Surgery wait times mix of good and bad

Surgery wait times are improving in Kamloops and will further improve with the addition of another operating room.

KAMLOOPS - The good news is there is a 90 per cent chance you will wait 22 weeks less for knee replacement surgery at Royal Inland Hospital today than 18 months ago. The bad news? That is still 16 weeks more than the federal benchmark target.

Hospital administrator Marg Brown says while the latest statistics do show an upward trend for the hospital, surgery wait times tend to vary and depend on many factors, including aging population, seasonal surges, physician availability and postponements because of congestion.

“We kind of go up and down. We made some significant improvements in some areas, a little bit in some other areas.”

Cataract surgeries were recently moved off site which has helped open up room for things like knee replacement surgeries, she says. Though the federal benchmark is 26 weeks the provincial average in the last quarter was 36.3 weeks for knee replacements.

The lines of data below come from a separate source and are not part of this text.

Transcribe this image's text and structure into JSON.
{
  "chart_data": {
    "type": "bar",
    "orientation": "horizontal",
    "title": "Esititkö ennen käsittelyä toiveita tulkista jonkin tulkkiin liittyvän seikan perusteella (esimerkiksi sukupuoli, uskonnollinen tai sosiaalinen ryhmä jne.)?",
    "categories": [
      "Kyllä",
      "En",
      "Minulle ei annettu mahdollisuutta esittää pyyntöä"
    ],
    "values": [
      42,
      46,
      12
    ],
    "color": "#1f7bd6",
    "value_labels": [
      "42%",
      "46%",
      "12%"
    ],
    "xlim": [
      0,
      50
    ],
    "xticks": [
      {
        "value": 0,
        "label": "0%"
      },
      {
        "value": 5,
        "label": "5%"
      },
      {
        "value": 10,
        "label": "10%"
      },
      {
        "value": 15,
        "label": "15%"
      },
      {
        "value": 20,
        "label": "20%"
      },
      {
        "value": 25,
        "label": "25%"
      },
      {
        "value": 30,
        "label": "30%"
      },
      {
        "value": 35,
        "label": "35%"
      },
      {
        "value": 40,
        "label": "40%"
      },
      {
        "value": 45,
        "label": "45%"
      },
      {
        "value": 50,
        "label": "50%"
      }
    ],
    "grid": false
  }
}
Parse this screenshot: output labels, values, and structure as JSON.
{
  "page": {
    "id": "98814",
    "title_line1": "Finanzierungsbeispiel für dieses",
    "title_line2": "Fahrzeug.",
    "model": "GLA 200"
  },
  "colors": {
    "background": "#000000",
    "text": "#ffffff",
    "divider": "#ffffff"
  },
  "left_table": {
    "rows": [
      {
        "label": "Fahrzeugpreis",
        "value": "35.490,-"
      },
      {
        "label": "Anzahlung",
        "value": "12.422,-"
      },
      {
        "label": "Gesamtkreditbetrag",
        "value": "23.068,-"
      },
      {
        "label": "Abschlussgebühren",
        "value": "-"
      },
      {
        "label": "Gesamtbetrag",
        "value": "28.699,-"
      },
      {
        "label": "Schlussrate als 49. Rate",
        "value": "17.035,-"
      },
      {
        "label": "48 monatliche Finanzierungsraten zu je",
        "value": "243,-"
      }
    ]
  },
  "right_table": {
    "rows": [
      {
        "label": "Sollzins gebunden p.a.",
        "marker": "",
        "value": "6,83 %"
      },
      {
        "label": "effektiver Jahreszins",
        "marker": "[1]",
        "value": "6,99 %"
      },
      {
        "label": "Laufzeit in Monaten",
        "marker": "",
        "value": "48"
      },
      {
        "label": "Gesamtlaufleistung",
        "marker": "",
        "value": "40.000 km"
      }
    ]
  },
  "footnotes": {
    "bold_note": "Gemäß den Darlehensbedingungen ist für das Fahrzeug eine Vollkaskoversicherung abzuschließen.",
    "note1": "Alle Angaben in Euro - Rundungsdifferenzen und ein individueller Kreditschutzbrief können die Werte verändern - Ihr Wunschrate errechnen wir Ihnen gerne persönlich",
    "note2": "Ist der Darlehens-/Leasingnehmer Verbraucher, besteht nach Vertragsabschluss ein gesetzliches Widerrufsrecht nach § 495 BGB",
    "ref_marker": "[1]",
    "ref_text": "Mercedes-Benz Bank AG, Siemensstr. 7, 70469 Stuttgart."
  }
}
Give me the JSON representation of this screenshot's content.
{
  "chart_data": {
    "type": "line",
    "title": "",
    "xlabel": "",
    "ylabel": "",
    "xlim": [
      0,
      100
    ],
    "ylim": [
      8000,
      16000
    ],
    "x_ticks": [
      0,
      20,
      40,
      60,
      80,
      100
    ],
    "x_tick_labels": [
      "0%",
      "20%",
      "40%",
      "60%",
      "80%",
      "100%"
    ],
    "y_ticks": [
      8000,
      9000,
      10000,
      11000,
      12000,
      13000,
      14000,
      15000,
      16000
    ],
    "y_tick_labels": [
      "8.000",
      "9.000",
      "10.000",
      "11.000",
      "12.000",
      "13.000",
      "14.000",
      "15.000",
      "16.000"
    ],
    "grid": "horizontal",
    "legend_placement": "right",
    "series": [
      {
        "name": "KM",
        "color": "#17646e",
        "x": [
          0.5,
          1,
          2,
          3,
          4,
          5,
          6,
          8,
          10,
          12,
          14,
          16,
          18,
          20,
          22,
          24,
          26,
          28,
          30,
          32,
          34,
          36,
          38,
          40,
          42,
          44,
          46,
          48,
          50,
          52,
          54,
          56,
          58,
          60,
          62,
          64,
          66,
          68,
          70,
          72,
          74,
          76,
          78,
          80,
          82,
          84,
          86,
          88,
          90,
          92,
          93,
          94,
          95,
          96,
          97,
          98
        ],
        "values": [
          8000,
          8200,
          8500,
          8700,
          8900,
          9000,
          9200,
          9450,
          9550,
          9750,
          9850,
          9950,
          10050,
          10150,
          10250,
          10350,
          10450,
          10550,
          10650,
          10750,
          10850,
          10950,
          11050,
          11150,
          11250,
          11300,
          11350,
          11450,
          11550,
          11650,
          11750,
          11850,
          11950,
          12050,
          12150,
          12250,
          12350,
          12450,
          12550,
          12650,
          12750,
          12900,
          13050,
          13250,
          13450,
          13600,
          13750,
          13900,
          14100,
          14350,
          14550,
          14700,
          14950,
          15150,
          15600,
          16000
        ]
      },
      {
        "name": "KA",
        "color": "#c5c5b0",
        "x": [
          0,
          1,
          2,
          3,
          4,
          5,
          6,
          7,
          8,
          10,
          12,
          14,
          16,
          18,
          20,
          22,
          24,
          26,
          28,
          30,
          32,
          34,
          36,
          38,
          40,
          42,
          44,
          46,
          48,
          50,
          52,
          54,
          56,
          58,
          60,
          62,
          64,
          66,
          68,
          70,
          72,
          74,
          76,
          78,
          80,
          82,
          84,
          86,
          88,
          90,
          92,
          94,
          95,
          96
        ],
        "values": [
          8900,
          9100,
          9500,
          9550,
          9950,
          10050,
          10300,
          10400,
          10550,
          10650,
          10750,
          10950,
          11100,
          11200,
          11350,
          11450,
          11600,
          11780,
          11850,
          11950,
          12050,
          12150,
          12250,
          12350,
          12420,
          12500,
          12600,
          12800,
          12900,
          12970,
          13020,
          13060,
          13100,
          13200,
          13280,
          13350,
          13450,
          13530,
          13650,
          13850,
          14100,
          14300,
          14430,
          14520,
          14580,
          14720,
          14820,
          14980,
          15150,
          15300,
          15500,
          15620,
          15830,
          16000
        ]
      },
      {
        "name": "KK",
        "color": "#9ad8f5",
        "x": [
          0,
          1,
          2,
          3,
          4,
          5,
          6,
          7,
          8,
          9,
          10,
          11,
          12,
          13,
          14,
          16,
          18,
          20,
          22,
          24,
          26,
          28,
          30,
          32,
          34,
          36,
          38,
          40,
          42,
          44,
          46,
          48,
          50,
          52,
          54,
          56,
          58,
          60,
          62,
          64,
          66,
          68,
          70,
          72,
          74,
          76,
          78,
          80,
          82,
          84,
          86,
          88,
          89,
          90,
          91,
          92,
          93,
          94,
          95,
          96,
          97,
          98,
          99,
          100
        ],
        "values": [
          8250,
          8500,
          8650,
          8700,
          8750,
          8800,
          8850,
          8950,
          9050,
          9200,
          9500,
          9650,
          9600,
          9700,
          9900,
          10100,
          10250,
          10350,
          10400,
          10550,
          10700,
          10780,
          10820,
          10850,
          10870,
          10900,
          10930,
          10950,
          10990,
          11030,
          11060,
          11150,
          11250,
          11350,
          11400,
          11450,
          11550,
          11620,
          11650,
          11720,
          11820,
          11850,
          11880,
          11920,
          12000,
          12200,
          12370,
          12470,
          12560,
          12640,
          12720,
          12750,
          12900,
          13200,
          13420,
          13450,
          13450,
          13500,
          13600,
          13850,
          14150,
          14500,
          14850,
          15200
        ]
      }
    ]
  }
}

Interior Health Authority saw 49.2 weeks as the average for this surgery while RIH was slightly better at 42 weeks.

People are starting to get knee and hip surgeries at a younger age to allow them to stay more active, Brown says.

“Right now for knees and hips people are getting them done at a much younger age. Quality of life comes into that. People tend me be much more active here.”

IHA spokesperson Tracy Watson notes these numbers, released by B.C. Health, are updated quarterly and reflect only the procedures completed with that time frame.

During quarters that include December or March, as this one did, the hospital scales back the number of procedures to accommodate physician and staff holidays.

“Many people don't want to come in for surgery during the holidays, so we try to plan around that,” Brown says.

Improvements being made at the hospital will help in the future, Brown notes. There are plans in the works to open a new operating room which will allow an average of 25 more procedures to be completed every week.

“There are exciting things happening,” Brown says of the additional operating room, “Interior Health has been very cognizant of this (our needs) and has been trying to work with doctors, work for the community.”

This expanded capacity likely will not help alleviate any current wait times until at least the fall, Brown notes, but the request for proposal did go out last week and she is excited to see what comes back. In the meantime doctors are working at getting to patients most in need of the surgeries and those that have been waiting the longest.

RIH is ahead of both IHA and the province when it comes to wait times for many procedures, something Brown attributes to a lack of need for the procedures. Though overall the hospital is well ahead of the provincial averages there are three procedures where RIH is quite a bit behind the federal benchmark and provincial averages. Out of the eight key medically acceptable maximum wait times set out be the federal government in 2005 RIH fell behind in cataract surgeries and knee and hip replacement surgeries in the last quarter, with hip surgeries double the benchmark of 26 weeks and 20 weeks worse than the provincial average of 32.2 weeks.